The National Center for Telehealth and Technology (T2), a component center of the Defense Centers of Excellence for Psychological Health and Traumatic Brain Injury, has a guide with a comprehensive library of mobile phone apps to benefit military children. Military Families (Near and Far) contains resources for families with preschoolers, Military Kids Connect is an app for all ages, and Sesame Street’s Big Moving Adventure helps prepare kids emotionally for the many moves they can experience. For those of us in the Army, I can recommend from firsthand experience the School Liaison Office, which has much to share within each area of the country and internationally where our Army installations are located.

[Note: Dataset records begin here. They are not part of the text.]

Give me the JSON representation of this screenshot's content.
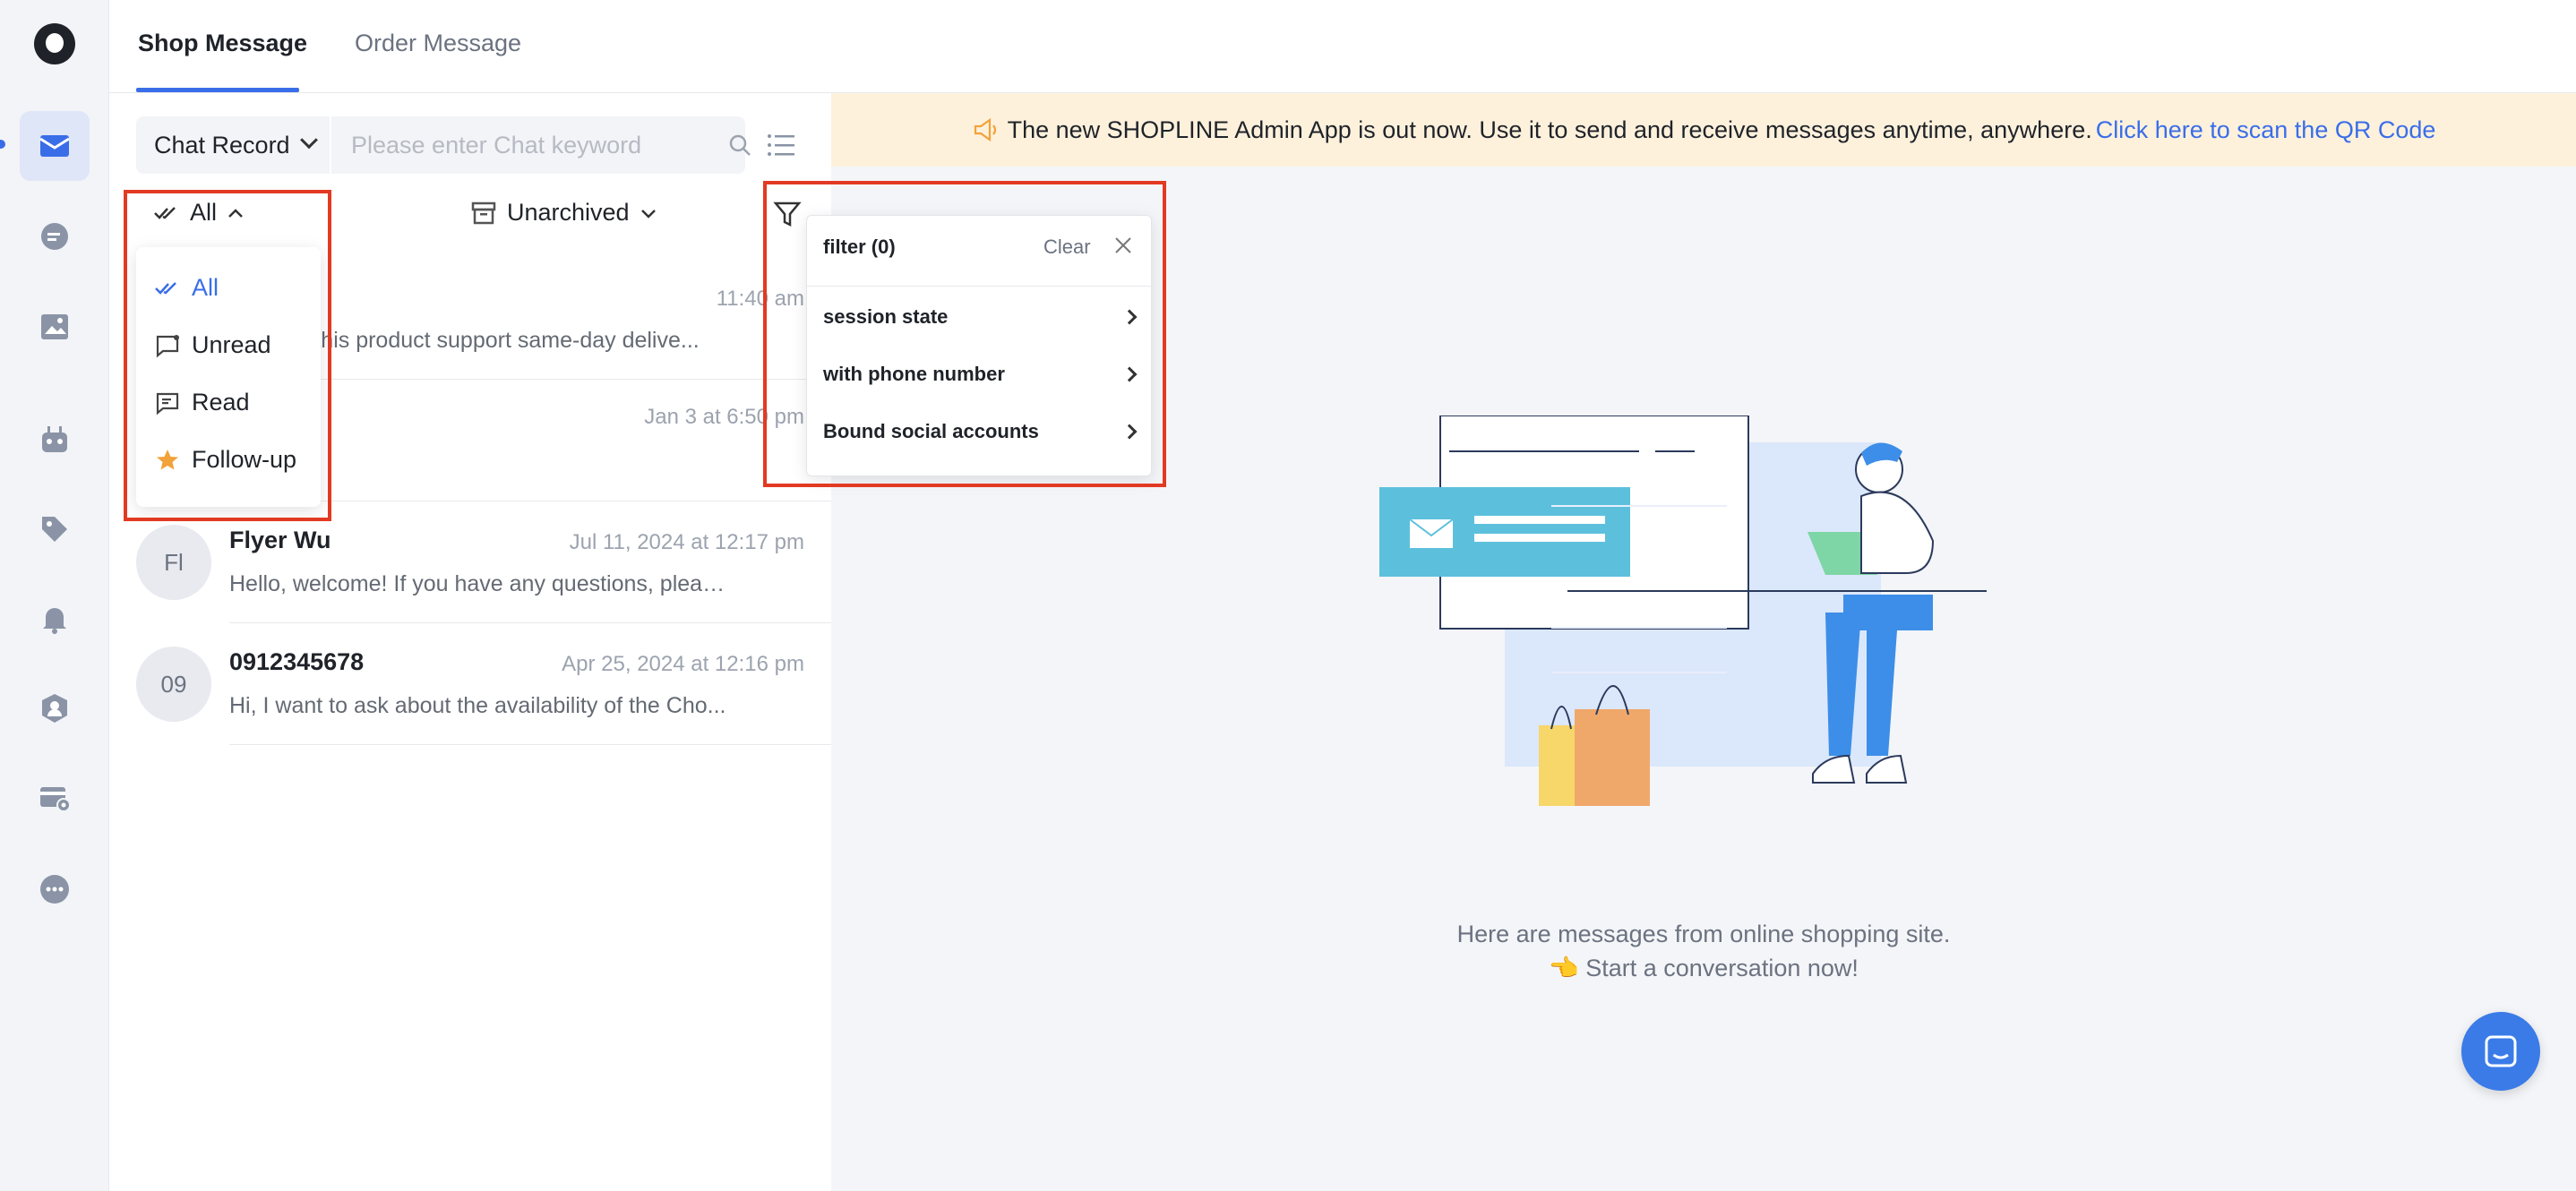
{
  "sidebar": {
    "items": [
      {
        "icon": "mail-icon",
        "active": true
      },
      {
        "icon": "chat-bubble-icon"
      },
      {
        "icon": "image-icon"
      },
      {
        "icon": "robot-icon"
      },
      {
        "icon": "tag-icon"
      },
      {
        "icon": "bell-icon"
      },
      {
        "icon": "user-shield-icon"
      },
      {
        "icon": "card-settings-icon"
      },
      {
        "icon": "more-icon"
      }
    ]
  },
  "tabs": [
    {
      "label": "Shop Message",
      "active": true
    },
    {
      "label": "Order Message"
    }
  ],
  "search": {
    "type_label": "Chat Record",
    "placeholder": "Please enter Chat keyword"
  },
  "filters": {
    "read_label": "All",
    "archive_label": "Unarchived"
  },
  "read_dropdown": {
    "items": [
      {
        "label": "All",
        "icon": "double-check-icon",
        "selected": true
      },
      {
        "label": "Unread",
        "icon": "unread-icon"
      },
      {
        "label": "Read",
        "icon": "read-icon"
      },
      {
        "label": "Follow-up",
        "icon": "star-icon"
      }
    ]
  },
  "filter_popover": {
    "title": "filter (0)",
    "clear_label": "Clear",
    "rows": [
      "session state",
      "with phone number",
      "Bound social accounts"
    ]
  },
  "conversations": [
    {
      "avatar": "",
      "name": "",
      "time": "11:40 am",
      "snippet": "es this product support same-day delive..."
    },
    {
      "avatar": "",
      "name": "",
      "time": "Jan 3 at 6:50 pm",
      "snippet": ""
    },
    {
      "avatar": "Fl",
      "name": "Flyer Wu",
      "time": "Jul 11, 2024 at 12:17 pm",
      "snippet": "Hello, welcome! If you have any questions, please..."
    },
    {
      "avatar": "09",
      "name": "0912345678",
      "time": "Apr 25, 2024 at 12:16 pm",
      "snippet": "Hi, I want to ask about the availability of the Cho..."
    }
  ],
  "banner": {
    "text": "The new SHOPLINE Admin App is out now. Use it to send and receive messages anytime, anywhere.",
    "link": "Click here to scan the QR Code"
  },
  "empty_state": {
    "line1": "Here are messages from online shopping site.",
    "line2": "👈 Start a conversation now!"
  },
  "colors": {
    "accent": "#3a6ee8",
    "highlight": "#e23a22",
    "banner_bg": "#fdf1dc"
  }
}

In my years of raising our children, their father and I have been their biggest supporters and their strongest advocates. That is as it should be, and all parents should know they have the right — and even the responsibility — to speak up on their children’s behalf when there are concerns about the quality of education they are receiving in any school. Parents can also speak out at school district meetings, PTO meetings or in private meetings with a principal or counselor at the school their children attend.
You know your child best and, as the parent, you have their best interests at heart more than their teachers or anyone in the administration. I believe that most teachers and administrators are in the business of education out of their love for children and their belief that each child deserves a strong education for their own improvement and the sake of our country. In those rare cases otherwise, parents definitely need to step in and get their children the help and assistance they need.

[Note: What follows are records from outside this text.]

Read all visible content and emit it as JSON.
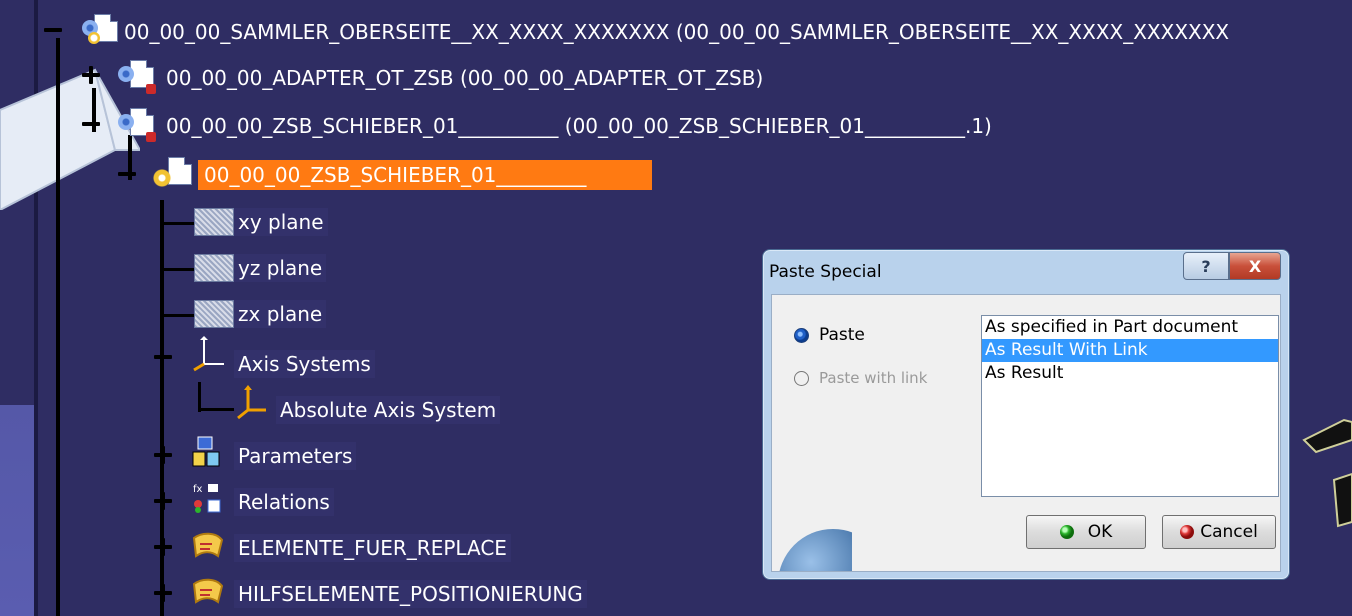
{
  "tree": {
    "root_label": "00_00_00_SAMMLER_OBERSEITE__XX_XXXX_XXXXXXX (00_00_00_SAMMLER_OBERSEITE__XX_XXXX_XXXXXXX",
    "adapter_label": "00_00_00_ADAPTER_OT_ZSB (00_00_00_ADAPTER_OT_ZSB)",
    "schieber_product_label": "00_00_00_ZSB_SCHIEBER_01__________ (00_00_00_ZSB_SCHIEBER_01__________.1)",
    "schieber_part_label": "00_00_00_ZSB_SCHIEBER_01_________",
    "xy_plane": "xy plane",
    "yz_plane": "yz plane",
    "zx_plane": "zx plane",
    "axis_systems": "Axis Systems",
    "absolute_axis_system": "Absolute Axis System",
    "parameters": "Parameters",
    "relations": "Relations",
    "elemente_fuer_replace": "ELEMENTE_FUER_REPLACE",
    "hilfselemente": "HILFSELEMENTE_POSITIONIERUNG"
  },
  "dialog": {
    "title": "Paste Special",
    "help_glyph": "?",
    "close_glyph": "X",
    "radio_paste": "Paste",
    "radio_paste_with_link": "Paste with link",
    "list_items": [
      "As specified in Part document",
      "As Result With Link",
      "As Result"
    ],
    "selected_index": 1,
    "ok_label": "OK",
    "cancel_label": "Cancel"
  },
  "colors": {
    "background": "#2f2d63",
    "selection": "#ff7a12",
    "list_selection": "#3399ff"
  }
}
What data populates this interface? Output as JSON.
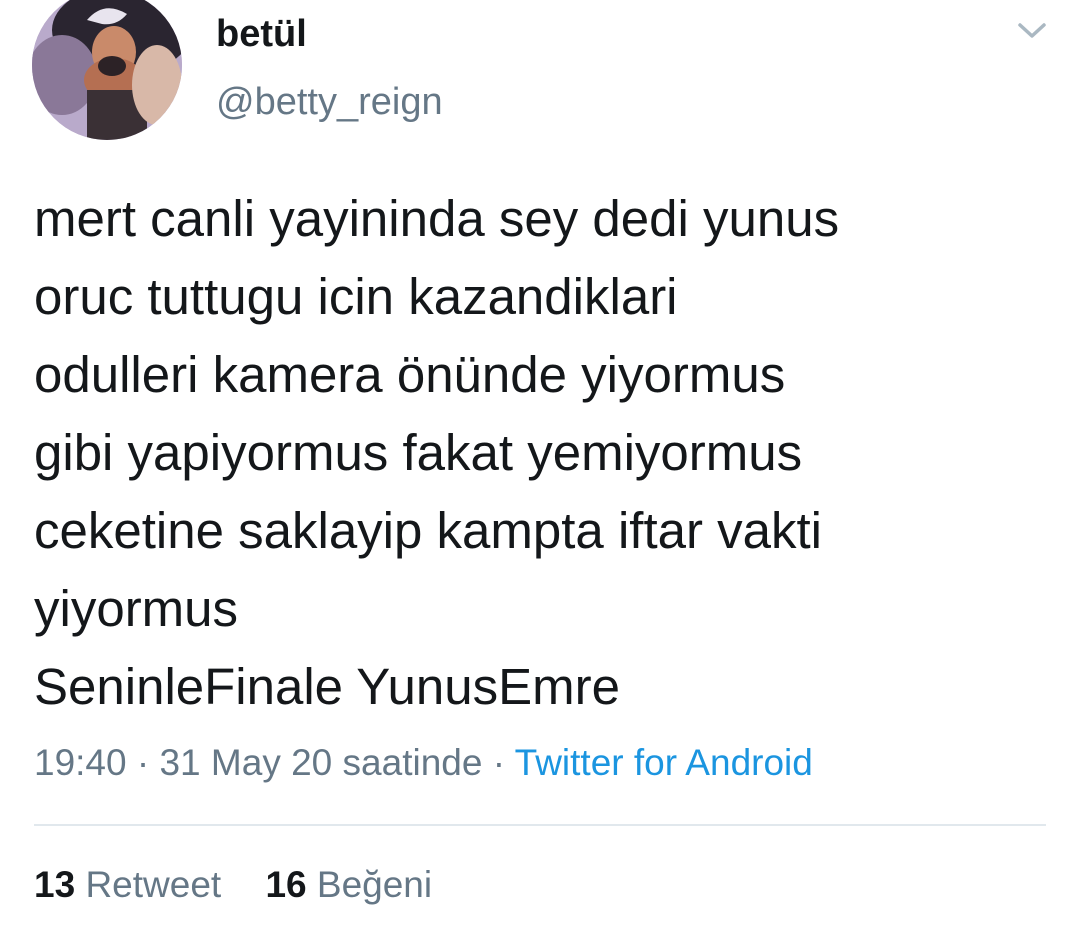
{
  "tweet": {
    "author": {
      "display_name": "betül",
      "handle": "@betty_reign"
    },
    "text_lines": [
      "mert canli yayininda sey dedi yunus",
      "oruc tuttugu icin kazandiklari",
      "odulleri kamera önünde yiyormus",
      "gibi yapiyormus fakat yemiyormus",
      "ceketine saklayip kampta iftar vakti",
      "yiyormus",
      "SeninleFinale YunusEmre"
    ],
    "meta": {
      "time": "19:40",
      "separator": "·",
      "date": "31 May 20 saatinde",
      "source": "Twitter for Android"
    },
    "stats": {
      "retweet_count": "13",
      "retweet_label": "Retweet",
      "like_count": "16",
      "like_label": "Beğeni"
    }
  },
  "icons": {
    "caret": "chevron-down-icon"
  },
  "colors": {
    "primary_text": "#14171a",
    "secondary_text": "#657786",
    "link": "#1b95e0",
    "divider": "#e1e8ed"
  }
}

Parents and teachers need to show children the connection between a well-educated, informed, critical thinker and a contributing, law-abiding citizen who is well informed and able to contemplate complex issues, articulate their concerns, form opinions and strive for productive change in the society in which they live.
Along with that, parents and educators want a well-rounded student who has the opportunity to participate in extra-curricular activities that allow them to develop other skills which help them enjoy and enhance the world around them and the culture they live in and other cultures they may come in contact with — especially as a military child.

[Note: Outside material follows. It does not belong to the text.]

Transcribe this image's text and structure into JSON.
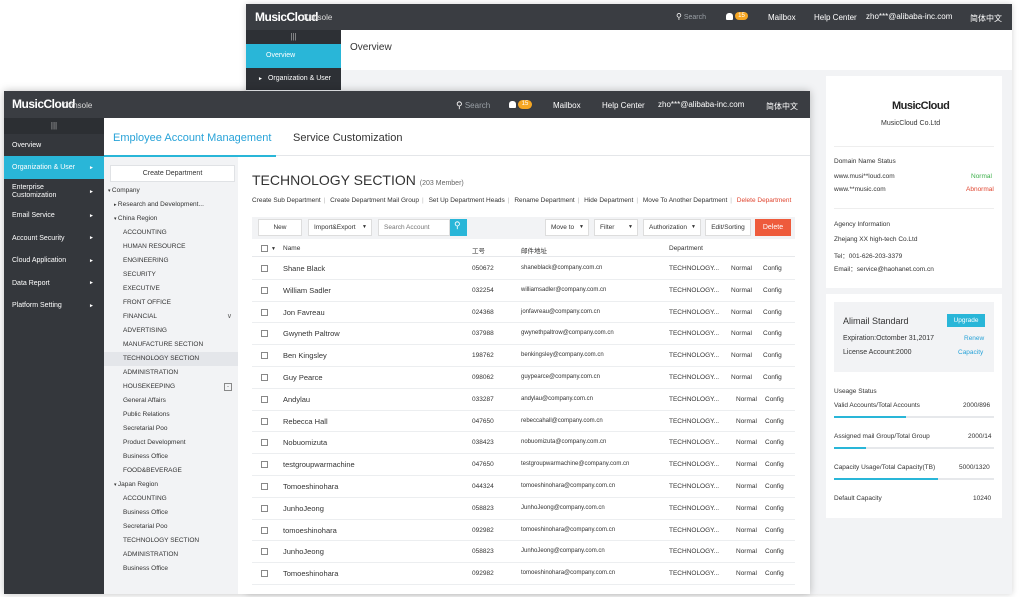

I love our military kids. As my own have grown up and moved on to be productive members of society and are starting to have kids of their own, I am grateful for the experience of parenthood from birth through college graduation. And yes, even beyond. But in the realm of education of our military kids, I am proud and happy to continue to advocate for ‘our’ kids to this day. I encourage parents to join in the work the schools, installations and other concerned citizens are involved in for the benefit of your own children.
Everyone benefits when we stand up and speak out on behalf of our military children. Parents can also be amazing role models for their kids when they are active and proactive on behalf of their and other’s children. Quality education should be a priority for everyone in a community. That includes the one outside the installation’s gates, those on post and our community at large throughout the United States. A society depends on its people and the better educated its citizens are, the better that society will be.
Lynda MacFarland is the wife of the III Corps and Fort Hood commanding general. She is a proud Army wife, mom and advocate for military families.